Mr. Ziff majored in philosophy at Amherst College, a background that could be seen in everything from his journalism ethics courses to the way he mused about the business.
Ultimately, though, words and sentences mattered most, regardless of the technology used to deliver the news.
“I don’t think that good writing will ever go away,’’ Mr. Ziff said in the UMass Magazine profile. “That’s impossible. You’ve got to think and reflect, and you don’t know what you think until you’ve written it.’’
Mr. Ziff was born in Holyoke, the youngest of three children whose father owned a curtain company. Even when he was young, Mr. Ziff’s prodigious memory drew notice.

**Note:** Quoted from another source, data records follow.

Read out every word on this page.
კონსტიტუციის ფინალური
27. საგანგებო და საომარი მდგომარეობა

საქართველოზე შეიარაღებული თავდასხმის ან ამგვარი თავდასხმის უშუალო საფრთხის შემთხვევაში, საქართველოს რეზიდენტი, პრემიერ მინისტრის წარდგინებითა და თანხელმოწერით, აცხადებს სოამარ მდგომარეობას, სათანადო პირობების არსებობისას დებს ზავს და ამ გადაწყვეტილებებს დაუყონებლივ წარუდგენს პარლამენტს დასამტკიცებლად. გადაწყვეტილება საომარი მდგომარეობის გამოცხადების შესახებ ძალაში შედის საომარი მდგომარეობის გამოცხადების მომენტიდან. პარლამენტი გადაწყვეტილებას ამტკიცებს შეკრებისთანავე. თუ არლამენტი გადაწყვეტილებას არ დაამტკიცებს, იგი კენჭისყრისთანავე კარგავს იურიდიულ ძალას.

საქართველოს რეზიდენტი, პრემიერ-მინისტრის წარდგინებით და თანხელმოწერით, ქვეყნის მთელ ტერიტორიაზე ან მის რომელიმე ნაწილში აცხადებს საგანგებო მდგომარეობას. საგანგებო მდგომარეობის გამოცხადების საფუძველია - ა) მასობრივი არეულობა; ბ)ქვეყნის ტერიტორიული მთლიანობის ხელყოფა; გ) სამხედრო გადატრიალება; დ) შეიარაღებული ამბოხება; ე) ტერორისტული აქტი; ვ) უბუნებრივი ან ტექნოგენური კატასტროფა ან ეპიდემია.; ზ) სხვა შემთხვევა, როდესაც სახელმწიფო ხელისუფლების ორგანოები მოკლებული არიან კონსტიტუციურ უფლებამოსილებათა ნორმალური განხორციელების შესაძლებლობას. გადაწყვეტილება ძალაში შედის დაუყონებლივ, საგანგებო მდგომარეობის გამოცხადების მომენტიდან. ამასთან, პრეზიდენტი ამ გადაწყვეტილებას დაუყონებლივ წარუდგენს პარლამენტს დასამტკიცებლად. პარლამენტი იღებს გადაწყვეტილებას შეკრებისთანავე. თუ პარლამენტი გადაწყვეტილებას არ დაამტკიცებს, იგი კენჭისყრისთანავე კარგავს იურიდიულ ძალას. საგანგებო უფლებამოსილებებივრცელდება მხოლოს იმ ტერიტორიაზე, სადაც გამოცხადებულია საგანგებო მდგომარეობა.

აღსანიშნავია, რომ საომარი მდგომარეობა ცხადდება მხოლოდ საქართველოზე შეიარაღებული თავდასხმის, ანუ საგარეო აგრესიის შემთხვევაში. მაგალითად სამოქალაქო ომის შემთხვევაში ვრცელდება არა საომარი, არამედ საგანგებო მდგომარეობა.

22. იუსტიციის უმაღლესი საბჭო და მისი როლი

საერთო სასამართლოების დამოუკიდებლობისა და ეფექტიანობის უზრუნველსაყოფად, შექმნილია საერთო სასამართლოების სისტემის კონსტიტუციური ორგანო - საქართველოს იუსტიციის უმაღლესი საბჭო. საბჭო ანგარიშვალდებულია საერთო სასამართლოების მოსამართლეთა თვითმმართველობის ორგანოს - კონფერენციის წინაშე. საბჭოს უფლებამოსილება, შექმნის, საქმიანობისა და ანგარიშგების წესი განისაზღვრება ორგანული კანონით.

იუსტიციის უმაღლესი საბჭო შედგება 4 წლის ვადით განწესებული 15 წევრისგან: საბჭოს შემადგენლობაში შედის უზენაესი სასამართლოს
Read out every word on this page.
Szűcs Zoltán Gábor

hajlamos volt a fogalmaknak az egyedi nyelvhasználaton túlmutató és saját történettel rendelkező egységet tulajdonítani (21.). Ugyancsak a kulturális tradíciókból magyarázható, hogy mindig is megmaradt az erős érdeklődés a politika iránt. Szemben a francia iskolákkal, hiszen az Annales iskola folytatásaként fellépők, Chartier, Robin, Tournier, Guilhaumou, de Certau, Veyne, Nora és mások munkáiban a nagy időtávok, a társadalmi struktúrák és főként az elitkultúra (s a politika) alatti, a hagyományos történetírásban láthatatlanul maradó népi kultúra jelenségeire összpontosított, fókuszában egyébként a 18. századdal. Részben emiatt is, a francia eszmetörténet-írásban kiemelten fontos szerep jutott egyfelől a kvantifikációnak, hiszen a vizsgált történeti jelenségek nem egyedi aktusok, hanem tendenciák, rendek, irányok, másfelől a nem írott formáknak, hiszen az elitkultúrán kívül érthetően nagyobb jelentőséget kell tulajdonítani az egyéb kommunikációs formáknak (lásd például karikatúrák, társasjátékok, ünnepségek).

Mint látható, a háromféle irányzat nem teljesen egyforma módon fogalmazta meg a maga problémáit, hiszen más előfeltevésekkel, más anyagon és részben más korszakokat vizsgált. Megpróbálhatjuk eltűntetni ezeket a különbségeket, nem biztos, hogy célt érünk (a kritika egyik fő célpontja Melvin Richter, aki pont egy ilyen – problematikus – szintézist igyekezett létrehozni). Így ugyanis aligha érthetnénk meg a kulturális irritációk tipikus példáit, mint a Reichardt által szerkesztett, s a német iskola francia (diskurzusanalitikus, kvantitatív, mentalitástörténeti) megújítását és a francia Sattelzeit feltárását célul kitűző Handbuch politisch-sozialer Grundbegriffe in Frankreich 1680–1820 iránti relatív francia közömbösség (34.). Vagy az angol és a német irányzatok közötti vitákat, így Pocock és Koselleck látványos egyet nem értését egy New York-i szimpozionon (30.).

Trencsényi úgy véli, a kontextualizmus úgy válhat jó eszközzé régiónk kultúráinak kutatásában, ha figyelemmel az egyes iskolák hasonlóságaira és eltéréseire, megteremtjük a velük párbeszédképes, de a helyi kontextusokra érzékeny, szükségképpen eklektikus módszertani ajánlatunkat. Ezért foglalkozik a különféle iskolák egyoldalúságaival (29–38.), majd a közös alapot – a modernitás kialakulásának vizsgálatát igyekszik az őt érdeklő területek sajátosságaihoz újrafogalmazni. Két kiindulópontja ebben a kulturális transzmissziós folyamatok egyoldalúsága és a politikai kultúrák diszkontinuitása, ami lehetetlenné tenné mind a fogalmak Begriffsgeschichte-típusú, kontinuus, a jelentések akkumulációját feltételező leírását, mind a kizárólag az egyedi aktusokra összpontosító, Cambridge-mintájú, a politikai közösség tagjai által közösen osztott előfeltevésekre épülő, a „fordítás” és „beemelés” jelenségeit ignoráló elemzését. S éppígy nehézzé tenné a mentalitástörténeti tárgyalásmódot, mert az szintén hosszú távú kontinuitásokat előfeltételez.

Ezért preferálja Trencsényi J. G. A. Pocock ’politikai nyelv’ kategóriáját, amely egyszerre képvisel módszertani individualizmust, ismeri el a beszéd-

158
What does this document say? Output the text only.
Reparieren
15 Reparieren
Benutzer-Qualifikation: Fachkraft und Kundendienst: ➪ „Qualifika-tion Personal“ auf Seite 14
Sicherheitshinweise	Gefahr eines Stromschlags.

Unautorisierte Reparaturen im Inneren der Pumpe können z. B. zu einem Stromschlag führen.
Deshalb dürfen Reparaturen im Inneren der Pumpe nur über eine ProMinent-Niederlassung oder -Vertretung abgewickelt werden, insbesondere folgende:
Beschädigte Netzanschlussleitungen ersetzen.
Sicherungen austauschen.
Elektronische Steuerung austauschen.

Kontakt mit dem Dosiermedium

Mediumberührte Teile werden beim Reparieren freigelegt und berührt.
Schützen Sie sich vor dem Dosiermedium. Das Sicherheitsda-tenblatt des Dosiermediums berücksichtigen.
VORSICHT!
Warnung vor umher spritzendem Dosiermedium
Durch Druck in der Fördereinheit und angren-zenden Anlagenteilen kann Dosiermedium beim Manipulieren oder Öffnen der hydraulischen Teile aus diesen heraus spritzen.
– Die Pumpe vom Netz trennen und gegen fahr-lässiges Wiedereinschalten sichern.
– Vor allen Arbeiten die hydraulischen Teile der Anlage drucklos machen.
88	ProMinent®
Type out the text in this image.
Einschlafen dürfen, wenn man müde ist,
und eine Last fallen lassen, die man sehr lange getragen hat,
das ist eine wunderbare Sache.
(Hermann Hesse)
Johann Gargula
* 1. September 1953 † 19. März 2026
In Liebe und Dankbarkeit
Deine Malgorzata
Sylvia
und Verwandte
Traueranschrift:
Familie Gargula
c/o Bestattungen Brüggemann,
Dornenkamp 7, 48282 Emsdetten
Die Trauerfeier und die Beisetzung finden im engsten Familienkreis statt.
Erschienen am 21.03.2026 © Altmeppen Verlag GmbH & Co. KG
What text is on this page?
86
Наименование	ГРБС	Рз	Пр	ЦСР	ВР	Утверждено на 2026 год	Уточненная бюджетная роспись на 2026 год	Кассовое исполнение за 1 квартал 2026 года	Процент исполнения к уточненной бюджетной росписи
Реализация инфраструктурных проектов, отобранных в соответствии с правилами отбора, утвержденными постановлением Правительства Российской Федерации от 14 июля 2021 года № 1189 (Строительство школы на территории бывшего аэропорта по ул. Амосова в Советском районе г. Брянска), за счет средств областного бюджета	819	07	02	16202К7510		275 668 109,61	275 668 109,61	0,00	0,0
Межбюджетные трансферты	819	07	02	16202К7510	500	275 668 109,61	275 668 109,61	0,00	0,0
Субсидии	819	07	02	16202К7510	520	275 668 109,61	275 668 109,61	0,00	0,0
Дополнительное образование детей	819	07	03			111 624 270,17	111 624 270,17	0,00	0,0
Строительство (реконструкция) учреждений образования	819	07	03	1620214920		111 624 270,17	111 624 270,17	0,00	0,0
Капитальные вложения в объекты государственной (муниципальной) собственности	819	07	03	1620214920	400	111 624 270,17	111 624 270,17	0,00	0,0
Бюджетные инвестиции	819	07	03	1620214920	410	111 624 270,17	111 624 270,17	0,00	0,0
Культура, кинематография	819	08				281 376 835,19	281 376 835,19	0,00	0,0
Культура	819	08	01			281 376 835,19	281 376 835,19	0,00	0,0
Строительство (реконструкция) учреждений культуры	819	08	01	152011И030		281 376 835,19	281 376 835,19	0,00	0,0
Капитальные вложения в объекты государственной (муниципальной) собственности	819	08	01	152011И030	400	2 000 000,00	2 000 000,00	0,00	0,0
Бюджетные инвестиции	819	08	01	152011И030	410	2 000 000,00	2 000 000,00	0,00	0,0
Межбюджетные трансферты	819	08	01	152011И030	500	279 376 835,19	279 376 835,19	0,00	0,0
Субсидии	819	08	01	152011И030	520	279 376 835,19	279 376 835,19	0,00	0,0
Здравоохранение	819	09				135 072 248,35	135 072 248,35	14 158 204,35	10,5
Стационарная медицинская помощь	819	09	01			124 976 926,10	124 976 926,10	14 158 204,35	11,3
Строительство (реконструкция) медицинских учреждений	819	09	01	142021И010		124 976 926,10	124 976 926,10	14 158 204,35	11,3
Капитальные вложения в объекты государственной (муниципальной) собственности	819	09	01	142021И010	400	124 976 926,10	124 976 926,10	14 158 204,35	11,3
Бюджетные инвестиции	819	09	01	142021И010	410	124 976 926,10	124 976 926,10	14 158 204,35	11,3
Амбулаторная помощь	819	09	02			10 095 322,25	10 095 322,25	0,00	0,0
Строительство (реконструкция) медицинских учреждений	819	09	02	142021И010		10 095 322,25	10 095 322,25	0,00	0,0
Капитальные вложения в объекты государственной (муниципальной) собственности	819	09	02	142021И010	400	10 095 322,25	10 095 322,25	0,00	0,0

“He had an amazing ear,’’ said his daughter, Ellen of Amsterdam. “He thought the point was to memorize everything on the page, and he remembered everything. When he had his bar mitzvah, they gave him jazz records and they gave him opera records. He could recognize the nationality of an orchestra by its sound. In his jazz phase, he could tell you what session it was.’’
That ear was just as valuable when he became a journalist.
“He could listen to what people said in ways not everybody could do,’’ his daughter said.
After graduating from Amherst College in 1951, he went to Columbia University in New York City briefly for graduate work in philosophy, but left because he did not like the direction his academic discipline was taking in those years.